Friday, July 22, 2011

Finally, a Republican man

“Not a chance.” Those are the three beautiful words that Allen West used when asked by Stuart Varney if an apology to Dim Wit Schultz was forthcoming. Finally, a male Republican pol with a spine.


What we need to do is go back to the days when these disputes were settled by a duel. If that were the case, you can bet little Chucky Schumer wouldn’t be so quick to jump in front of a tv camera. Scrawny Harry Reid would have been filled so full of holes by now, they could bury the sleazy bastard in a travel sized aspirin bottle. If duels settled the disputes of the day we wouldn’t need continual calls for civility. Allen Grayson’s fat, bloated, and rotting carcass would still be decomposing on the Capital Building lawn as a reminder of what happens when a pol steps over the line. Civility would be the rule lest the Schumers and Reids of the world wanted to have their asses shot off by real men.

I wonder if the GOP could use some of Allen West’s stem cells to grow spines for the rest of the Republican “men.”

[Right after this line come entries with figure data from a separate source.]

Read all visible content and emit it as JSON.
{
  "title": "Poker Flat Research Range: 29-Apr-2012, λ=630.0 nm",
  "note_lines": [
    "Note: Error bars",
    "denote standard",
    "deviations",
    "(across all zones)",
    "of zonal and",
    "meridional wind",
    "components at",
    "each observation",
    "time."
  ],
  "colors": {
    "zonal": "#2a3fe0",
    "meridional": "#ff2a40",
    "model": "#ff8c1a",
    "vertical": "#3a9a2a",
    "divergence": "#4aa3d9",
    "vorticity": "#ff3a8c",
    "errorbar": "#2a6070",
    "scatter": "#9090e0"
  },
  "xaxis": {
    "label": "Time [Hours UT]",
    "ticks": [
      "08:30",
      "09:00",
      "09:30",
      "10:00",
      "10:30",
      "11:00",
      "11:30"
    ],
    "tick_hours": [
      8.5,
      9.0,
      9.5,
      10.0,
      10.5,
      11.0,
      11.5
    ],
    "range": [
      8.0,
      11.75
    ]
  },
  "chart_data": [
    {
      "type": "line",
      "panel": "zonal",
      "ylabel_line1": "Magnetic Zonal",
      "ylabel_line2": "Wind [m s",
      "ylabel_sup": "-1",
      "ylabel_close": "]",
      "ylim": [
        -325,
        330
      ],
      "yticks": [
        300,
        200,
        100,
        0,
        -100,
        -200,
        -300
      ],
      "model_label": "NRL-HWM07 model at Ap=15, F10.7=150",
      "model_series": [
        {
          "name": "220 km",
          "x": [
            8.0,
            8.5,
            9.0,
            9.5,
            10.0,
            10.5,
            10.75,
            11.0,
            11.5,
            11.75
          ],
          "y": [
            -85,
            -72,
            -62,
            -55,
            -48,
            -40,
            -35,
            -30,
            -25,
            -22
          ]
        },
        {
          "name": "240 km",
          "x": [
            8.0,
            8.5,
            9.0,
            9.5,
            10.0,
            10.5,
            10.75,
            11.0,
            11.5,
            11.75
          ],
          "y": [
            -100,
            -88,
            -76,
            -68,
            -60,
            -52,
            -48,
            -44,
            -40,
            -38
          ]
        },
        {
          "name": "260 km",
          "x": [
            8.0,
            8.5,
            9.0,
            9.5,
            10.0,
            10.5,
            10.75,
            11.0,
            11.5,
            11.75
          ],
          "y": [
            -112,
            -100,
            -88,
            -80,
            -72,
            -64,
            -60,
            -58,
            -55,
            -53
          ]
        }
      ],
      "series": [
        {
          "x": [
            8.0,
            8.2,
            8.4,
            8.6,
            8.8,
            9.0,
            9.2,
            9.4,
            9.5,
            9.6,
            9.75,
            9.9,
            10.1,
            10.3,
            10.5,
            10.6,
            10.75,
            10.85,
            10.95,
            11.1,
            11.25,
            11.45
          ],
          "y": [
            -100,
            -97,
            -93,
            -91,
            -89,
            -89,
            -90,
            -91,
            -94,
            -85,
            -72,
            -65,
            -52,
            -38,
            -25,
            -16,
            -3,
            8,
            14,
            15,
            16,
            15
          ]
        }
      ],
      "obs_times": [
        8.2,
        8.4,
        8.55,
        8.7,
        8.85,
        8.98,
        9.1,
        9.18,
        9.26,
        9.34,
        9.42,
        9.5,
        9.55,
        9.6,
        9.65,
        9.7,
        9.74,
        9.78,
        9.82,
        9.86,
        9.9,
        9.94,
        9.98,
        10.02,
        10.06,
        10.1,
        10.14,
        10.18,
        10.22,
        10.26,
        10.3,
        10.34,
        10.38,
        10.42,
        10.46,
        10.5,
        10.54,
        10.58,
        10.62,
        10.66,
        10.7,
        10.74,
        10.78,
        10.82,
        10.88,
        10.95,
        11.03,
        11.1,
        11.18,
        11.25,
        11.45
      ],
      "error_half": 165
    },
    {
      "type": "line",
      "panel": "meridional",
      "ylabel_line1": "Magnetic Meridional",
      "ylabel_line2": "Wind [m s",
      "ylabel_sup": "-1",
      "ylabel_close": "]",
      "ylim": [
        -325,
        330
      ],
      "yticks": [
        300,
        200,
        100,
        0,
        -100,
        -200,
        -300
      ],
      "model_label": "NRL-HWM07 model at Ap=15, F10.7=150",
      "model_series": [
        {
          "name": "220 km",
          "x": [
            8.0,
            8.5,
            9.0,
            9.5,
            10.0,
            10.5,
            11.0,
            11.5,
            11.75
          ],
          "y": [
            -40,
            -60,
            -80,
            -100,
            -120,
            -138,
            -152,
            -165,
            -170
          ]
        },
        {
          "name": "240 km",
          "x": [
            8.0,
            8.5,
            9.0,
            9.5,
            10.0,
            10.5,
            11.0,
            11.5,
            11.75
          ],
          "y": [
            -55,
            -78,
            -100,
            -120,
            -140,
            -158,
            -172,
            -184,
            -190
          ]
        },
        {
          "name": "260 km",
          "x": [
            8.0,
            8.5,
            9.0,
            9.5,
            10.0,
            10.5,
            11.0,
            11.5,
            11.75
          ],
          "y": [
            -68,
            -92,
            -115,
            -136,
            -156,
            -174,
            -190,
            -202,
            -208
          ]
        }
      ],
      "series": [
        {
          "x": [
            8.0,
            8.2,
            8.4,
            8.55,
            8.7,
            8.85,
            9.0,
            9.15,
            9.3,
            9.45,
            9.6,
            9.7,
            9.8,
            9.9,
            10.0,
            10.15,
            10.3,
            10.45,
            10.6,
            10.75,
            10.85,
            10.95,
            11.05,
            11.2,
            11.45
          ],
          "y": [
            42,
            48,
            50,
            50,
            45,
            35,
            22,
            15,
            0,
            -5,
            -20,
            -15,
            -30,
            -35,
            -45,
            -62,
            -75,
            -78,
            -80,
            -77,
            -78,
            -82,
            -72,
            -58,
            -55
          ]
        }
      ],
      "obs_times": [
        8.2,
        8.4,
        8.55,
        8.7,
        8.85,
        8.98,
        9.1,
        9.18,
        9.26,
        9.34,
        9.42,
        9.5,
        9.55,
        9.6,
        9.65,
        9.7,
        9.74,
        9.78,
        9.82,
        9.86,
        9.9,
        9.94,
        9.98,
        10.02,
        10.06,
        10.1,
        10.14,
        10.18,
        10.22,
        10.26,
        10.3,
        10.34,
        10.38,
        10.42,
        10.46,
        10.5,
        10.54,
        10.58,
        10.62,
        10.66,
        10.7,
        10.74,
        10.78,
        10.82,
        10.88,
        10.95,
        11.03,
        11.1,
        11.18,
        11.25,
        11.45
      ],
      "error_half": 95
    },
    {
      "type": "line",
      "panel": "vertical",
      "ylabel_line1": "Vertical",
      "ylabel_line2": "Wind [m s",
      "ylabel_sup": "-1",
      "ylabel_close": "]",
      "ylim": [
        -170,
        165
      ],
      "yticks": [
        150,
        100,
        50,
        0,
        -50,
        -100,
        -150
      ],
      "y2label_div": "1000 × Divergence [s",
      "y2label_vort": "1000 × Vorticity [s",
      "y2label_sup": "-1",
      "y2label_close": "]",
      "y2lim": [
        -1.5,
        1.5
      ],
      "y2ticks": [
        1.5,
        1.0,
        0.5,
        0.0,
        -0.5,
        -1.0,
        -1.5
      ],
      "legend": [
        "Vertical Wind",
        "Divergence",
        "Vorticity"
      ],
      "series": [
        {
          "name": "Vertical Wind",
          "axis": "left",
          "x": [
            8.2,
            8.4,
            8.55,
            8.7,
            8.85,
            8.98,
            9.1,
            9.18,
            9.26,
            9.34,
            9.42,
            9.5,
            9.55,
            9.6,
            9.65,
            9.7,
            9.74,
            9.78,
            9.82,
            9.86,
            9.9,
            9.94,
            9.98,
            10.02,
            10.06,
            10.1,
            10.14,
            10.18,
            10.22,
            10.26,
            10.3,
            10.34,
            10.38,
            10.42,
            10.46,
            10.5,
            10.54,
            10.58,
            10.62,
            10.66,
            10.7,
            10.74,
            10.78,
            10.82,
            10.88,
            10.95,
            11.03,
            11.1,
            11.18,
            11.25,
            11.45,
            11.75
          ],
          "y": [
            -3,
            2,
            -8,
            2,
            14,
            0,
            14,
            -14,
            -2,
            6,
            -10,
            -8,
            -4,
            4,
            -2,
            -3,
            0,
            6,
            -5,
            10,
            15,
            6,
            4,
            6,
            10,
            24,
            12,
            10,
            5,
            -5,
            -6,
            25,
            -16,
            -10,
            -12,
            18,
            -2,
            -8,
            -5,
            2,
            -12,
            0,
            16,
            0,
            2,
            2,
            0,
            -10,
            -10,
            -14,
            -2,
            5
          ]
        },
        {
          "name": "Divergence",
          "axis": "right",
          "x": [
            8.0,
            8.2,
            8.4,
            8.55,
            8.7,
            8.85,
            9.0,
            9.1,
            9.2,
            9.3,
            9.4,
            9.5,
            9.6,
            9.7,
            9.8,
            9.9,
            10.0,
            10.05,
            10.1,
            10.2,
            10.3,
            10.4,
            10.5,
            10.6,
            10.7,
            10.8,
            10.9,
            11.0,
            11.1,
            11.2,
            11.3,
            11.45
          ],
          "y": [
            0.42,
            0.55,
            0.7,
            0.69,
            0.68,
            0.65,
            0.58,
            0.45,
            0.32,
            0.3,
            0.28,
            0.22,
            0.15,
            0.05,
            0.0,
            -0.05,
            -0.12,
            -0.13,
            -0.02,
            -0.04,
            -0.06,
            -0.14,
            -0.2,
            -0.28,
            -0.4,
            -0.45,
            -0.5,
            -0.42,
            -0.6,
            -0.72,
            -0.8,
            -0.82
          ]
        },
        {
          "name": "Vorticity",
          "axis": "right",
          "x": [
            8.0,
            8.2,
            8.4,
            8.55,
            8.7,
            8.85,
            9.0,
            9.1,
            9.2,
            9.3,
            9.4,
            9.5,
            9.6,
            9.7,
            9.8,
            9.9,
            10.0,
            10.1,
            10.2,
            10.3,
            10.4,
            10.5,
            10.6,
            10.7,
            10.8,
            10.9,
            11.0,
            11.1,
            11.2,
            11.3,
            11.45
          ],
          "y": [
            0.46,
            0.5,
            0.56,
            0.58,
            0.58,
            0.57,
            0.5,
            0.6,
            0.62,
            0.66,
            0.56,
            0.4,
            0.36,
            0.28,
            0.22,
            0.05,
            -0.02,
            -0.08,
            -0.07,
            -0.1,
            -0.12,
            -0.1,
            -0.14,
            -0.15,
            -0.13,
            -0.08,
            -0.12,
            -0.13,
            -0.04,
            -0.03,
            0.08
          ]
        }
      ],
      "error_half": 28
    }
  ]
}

In other encouraging news, Eric the wad Holder’s DOJ, free from the burden of prosecuting New Black Panther thugs for voter intimidation, have filed suit against a 70 something year old man for peacefully counseling women outside a DC abortion clinic. The man, Dick Retta, has been credited with over 1,000 saves - women who change their minds and bring the baby to term. You’d think the wad and other Demo-Dopes would be elated. 1,000 more people that they can tax into oblivion.

In still more good news, the scrawny one is whining like the cry baby POS that he is because the Speaker of the House is taking this weekend off. So this d-bag is upset because the house will be taking the weekend off when Scrawny’s own senate has been off for over two years. Boehner ought to have Allen West type up an e-mail for him to send to the weasel. People would pay to read it.